Practically speaking, a government could still get the thing it wanted, assented to by someone else, but the political aftermath of 'Governor General preferred to resign their post rather than sign' might be devastating to a government.
"The soft end is that we live in a country, fortunately, where things are done in a New Zealand kind of way. There's a lovely informality about our country that enables the Governor General of the day to speak with the prime minister and relevant ministers. And if there is an issue, for that to be spoken about openly, and for things to be resolved if a question meriting an answer has arisen. There are those three famous things. 'The Governor General has the right to advise, to be consulted, and to warn'."
Sir Anand says that Walter Bagehot's nineteenth century phrasing - as learned by constitutional law students - is "never advanced in a formal way in New Zealand, because things are generally done informally; it's one of the guardrails that you speak of."
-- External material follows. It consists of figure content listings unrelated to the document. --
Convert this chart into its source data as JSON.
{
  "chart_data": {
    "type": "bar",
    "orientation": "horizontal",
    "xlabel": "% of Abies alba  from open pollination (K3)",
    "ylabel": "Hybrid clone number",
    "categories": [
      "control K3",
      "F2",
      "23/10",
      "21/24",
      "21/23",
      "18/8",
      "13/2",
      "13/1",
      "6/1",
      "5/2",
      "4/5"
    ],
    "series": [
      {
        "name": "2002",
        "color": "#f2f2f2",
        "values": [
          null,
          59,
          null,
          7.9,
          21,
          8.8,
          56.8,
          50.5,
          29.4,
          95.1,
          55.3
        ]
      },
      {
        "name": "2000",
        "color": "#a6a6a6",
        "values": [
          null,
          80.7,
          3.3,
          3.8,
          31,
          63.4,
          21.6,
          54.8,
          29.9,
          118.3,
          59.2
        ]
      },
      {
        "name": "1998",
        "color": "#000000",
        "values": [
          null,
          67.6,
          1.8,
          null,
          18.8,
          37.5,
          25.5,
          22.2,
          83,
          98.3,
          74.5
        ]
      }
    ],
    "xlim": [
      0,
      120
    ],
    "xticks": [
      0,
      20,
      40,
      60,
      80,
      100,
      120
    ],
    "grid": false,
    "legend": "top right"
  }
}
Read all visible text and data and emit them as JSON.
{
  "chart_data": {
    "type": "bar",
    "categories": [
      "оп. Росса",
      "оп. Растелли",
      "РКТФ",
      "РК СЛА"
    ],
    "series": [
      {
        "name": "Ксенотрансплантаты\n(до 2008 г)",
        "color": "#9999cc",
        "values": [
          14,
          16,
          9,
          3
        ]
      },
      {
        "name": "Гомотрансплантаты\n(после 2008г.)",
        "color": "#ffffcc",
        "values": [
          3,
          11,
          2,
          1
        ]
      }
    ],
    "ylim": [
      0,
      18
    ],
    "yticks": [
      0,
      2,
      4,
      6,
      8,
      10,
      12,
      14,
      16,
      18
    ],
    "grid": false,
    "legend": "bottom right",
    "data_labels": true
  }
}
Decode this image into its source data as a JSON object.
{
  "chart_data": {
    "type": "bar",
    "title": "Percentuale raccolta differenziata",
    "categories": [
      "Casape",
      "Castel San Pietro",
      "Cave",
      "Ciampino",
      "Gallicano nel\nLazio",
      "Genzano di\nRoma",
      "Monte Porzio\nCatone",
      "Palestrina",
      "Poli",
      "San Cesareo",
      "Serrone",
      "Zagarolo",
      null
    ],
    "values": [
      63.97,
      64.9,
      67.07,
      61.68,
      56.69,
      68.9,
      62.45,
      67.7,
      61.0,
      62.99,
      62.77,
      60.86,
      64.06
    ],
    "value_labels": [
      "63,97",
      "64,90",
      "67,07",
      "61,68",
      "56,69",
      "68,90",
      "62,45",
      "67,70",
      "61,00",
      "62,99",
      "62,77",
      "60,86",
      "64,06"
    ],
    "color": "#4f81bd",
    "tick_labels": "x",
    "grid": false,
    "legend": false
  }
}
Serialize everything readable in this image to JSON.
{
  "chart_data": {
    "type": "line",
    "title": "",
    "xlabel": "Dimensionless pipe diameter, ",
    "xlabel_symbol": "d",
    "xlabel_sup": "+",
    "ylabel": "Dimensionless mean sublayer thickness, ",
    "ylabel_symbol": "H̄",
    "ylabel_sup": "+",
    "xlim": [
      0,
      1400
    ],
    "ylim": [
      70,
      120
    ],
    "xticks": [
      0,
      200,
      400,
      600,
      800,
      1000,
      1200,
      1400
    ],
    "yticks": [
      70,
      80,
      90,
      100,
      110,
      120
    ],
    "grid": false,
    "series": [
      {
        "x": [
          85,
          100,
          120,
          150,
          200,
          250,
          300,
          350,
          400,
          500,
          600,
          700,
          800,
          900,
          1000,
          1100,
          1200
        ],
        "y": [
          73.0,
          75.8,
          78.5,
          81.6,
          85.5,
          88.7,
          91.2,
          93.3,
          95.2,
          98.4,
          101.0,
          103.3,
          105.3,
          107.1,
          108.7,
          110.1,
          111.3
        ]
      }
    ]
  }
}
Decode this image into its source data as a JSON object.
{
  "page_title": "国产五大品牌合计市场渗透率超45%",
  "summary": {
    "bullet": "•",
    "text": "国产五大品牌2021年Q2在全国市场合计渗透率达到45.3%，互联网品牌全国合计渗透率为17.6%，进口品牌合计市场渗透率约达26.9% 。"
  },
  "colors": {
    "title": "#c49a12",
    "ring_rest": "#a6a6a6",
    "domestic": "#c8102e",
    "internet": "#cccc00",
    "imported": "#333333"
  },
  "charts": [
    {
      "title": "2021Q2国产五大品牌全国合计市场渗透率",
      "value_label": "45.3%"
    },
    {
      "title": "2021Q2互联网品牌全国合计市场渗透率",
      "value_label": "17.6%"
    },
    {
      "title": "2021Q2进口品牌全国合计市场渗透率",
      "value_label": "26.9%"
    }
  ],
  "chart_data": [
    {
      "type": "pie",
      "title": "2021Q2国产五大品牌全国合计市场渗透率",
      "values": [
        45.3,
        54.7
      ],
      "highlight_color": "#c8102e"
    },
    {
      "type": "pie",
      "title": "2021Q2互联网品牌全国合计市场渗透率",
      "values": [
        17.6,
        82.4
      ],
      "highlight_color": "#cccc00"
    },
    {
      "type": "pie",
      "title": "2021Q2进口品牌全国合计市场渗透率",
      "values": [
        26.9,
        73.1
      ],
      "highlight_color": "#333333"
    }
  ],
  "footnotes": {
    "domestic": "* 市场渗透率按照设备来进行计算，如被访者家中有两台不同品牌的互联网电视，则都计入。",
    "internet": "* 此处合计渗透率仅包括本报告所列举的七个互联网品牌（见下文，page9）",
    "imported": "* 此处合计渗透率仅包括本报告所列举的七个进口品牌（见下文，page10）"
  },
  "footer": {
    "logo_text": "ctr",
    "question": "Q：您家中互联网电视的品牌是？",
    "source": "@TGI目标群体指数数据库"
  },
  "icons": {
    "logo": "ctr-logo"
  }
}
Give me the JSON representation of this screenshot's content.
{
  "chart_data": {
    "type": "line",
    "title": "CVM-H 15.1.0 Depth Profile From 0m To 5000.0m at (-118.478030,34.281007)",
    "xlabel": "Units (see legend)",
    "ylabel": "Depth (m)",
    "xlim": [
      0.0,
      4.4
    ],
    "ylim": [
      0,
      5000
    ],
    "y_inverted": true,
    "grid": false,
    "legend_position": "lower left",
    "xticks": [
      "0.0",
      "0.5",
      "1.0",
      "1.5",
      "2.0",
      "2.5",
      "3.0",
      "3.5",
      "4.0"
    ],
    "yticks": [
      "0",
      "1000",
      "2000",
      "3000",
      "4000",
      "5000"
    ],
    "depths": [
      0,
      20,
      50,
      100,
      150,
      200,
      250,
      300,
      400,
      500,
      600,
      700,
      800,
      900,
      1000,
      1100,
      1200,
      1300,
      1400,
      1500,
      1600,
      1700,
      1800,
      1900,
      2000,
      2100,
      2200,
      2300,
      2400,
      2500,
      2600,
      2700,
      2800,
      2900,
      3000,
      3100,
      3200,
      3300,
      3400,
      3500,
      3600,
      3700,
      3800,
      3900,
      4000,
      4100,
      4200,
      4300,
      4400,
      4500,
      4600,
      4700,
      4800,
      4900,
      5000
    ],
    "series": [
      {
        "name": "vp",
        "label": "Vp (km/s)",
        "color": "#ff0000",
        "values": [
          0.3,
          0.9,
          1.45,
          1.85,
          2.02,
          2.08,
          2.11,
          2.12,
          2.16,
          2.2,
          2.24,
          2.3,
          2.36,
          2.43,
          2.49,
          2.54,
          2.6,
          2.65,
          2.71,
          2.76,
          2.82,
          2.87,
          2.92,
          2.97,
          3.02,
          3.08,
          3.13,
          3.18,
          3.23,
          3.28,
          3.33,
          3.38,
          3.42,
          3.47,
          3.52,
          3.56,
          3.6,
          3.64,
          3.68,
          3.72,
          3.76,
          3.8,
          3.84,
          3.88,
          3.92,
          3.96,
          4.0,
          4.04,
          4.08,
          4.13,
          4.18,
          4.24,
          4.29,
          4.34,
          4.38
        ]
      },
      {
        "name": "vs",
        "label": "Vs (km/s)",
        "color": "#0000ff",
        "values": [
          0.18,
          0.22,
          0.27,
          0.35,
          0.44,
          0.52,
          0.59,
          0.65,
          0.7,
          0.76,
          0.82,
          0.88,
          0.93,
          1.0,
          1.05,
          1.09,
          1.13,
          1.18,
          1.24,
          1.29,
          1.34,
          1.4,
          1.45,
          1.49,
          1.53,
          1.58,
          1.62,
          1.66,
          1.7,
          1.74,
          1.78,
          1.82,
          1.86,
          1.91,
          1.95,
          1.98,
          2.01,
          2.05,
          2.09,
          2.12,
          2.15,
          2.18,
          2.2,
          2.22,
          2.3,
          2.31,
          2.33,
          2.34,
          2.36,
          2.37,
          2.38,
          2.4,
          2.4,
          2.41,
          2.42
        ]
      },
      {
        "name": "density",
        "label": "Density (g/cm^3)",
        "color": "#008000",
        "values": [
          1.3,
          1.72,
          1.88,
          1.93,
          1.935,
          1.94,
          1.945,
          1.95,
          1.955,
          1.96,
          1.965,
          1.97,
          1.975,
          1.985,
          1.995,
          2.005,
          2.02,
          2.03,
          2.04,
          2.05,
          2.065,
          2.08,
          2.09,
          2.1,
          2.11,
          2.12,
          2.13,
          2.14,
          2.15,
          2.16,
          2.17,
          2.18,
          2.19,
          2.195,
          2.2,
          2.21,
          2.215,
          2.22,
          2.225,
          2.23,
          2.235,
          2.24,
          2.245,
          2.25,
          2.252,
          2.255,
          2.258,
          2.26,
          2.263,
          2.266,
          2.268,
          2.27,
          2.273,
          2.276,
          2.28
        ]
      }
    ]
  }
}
The advising, being consulted and warning particularly happens on Mondays at Parliament, when the Governor General arrives and the flag changes to acknowledge that. They are there to meet with Ministers from the Executive Council, depending on who has paperwork that needs approving. Sir Anand outlines the specifics.
"There is a specific room set aside for the meetings of the Executive Council. And that, in practice, is a quorum of the cabinet, comprising those ministers who have a stakeholding in the regulations that Cabinet has passed. So that smaller group of people meet, and the Governor General presides. The regulations come forward, they are presented by the [appropriate] minister, and the Governor General satisfies themselves that the appropriate procedures have taken place."
There might also be "other things like orders taking land, warrants for people appointed to positions by the Cabinet. There's quite an agenda of things."
"Sometimes the [legislation enabling a] regulation will require consultation to have been undertaken with parties, and the Governor General might seek assurance that that has been done, and the minister often has a letter to illustrate the fact. So it's a quick process, but the Governor General's mainly involved with monitoring rather than leadership."
Sir Anand describes this as "governance". The Governor General, as the name suggests, undertakes a form of governance over the government.
The role is sometimes described as a 'rubber stamp'. But it's not that automatic: there is a conversation that happens wherein ministers satisfy the Governor with what they're doing, why they're doing it, and why this is the right thing to do.
"It's an easy stone to throw to say that the Governor General is just a rubber stamp, or as it has been put colourfully elsewhere, 'a nodding automaton'. I think in a country like New Zealand, everyone would expect that the Governor General would simply not just sign automatically everything put in front of them. They have a right to expect some examination of 'why'."
Sir Anand agrees that Kiwis aren't predisposed to doing what we're told without asking questions. Australians are similarly testing, but I get the idea that in this regard, things may be done less formally here.
"There was a good statement made by a former Governor General of Australia, Sir William Dean, whose writings I followed keenly when I was in office. And he said, 'the Governor General is entitled to raise concerns and to explore issues of national importance, but not to debate solutions, for solutions are the domain of the politicians'."
"For someone of my legal and judicial background, asking questions came easily, and it was comfortable to leave the solutions to politicians."